This is a guest post by Josiah Mortimer, a student and Green Party activist based in York

Green Party members. A bunch of humus-eating, London-dwelling, middle-class, Masters-holding Guardian-readers. That’s the stereotype anyway. How true is it though? The answer is – not entirely. The results of the Green Party Equality and Diversity membership survey are in, and some of the results are fascinating.

1100 members took the survey, a decent proportion of the party (especially for a voluntary questionnaire) and around the sample size of most polling. Bearing in mind that non-compulsory surveys, especially online ones, generally over-represent wealthier people – those with more spare time on their hands and generally the most politically engaged – the findings are surprising.

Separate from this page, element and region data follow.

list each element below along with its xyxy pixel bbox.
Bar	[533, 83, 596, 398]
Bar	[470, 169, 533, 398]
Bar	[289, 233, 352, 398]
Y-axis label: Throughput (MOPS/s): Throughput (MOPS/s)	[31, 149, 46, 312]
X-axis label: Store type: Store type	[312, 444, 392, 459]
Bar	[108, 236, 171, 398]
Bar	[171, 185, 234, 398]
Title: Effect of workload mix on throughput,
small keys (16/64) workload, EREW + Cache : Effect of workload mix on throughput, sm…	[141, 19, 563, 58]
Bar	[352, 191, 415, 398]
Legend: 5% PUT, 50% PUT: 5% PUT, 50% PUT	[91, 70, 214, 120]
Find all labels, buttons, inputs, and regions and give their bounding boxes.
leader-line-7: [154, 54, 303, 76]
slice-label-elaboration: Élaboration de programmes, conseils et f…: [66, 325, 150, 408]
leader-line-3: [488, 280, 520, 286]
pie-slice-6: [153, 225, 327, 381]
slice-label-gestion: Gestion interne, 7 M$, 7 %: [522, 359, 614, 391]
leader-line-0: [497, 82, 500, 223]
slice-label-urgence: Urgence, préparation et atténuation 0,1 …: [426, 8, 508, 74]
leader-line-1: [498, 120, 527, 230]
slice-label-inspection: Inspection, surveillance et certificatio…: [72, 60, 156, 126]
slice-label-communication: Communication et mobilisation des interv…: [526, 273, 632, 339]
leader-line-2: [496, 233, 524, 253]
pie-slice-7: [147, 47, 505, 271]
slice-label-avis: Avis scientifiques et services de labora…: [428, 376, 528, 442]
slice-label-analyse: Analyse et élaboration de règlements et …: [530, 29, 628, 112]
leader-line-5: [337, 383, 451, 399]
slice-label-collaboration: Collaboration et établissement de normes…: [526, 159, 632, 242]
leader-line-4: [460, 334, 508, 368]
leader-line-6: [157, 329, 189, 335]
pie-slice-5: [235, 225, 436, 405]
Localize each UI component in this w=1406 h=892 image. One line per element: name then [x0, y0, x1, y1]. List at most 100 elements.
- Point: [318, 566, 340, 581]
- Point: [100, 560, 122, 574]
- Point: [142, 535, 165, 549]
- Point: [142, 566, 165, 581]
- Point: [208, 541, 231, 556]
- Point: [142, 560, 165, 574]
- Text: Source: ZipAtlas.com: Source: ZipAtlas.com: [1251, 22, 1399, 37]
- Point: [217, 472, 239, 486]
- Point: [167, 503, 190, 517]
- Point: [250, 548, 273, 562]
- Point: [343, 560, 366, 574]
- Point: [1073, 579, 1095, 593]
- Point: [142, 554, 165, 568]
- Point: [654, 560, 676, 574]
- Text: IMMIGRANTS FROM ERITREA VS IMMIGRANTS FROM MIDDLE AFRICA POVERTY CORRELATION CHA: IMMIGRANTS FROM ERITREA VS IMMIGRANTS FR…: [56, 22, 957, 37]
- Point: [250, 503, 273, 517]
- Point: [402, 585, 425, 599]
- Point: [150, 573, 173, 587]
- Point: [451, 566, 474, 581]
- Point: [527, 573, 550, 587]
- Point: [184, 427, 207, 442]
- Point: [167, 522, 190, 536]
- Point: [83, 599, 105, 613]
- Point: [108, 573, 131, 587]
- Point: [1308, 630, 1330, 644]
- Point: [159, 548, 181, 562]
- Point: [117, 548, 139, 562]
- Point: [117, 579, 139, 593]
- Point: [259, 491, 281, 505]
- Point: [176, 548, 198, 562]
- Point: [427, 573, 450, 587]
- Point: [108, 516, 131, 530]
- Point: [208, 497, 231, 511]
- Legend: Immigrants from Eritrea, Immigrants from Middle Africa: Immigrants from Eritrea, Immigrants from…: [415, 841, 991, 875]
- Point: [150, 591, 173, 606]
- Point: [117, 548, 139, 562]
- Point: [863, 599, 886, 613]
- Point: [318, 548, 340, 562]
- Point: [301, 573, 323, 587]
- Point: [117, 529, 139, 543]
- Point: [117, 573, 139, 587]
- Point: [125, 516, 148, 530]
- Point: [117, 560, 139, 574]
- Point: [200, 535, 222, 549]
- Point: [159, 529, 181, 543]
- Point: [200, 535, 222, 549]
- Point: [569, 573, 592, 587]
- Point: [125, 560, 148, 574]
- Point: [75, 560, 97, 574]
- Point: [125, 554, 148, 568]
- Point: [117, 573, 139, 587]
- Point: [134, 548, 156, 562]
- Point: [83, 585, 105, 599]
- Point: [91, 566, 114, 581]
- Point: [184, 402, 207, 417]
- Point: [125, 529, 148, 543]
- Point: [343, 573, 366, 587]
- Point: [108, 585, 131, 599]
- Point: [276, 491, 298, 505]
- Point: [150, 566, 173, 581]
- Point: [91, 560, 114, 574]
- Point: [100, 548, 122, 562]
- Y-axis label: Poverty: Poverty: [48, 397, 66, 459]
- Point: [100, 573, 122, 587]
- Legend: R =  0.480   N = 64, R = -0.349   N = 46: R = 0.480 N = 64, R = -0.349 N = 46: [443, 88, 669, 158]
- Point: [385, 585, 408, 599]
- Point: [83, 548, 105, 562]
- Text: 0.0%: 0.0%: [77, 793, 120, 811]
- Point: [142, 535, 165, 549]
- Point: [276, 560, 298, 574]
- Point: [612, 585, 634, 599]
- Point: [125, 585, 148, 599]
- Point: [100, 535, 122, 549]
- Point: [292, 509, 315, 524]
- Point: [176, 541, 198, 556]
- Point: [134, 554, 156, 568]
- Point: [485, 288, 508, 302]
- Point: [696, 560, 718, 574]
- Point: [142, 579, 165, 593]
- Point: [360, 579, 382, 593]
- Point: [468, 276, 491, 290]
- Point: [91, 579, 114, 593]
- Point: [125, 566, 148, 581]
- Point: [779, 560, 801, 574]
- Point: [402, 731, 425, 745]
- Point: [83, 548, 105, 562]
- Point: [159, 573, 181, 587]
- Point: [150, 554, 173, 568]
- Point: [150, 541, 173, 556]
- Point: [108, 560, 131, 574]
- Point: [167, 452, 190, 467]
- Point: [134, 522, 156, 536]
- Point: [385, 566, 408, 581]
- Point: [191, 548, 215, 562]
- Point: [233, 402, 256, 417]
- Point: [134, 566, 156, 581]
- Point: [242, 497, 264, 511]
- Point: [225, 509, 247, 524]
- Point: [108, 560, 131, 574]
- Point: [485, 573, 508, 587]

Green Party membership incomeNearly a quarter – 23.4% – of Green Party members earn less than £10,000 a year. This category was by far the plurality – i.e. the largest group. Over 17% live on between £10-15k a year, another 12% between £15-20k and 10% between £20-25k – still below the average income nationally. In total, this means well over 60% of Greens earn below the median income of £26,500. Since the median income, by definition, means there are around 50% on either side earning more or less, for 60% to be earning less than this in the party means Greens are actually over-representative of people from lower-income background – no bad thing in my book. (To those who think this is due to the high proportion of students in the party, this doesn’t seem to hold water. Less than a tenth of those who answered the survey were under 25). Only 9% slotted into the top-rate of tax band of more than £45k a year, probably explaining why we’re so skint all the time. So the stereotype of the Greens as middle-class hippies seems just that: a stereotype.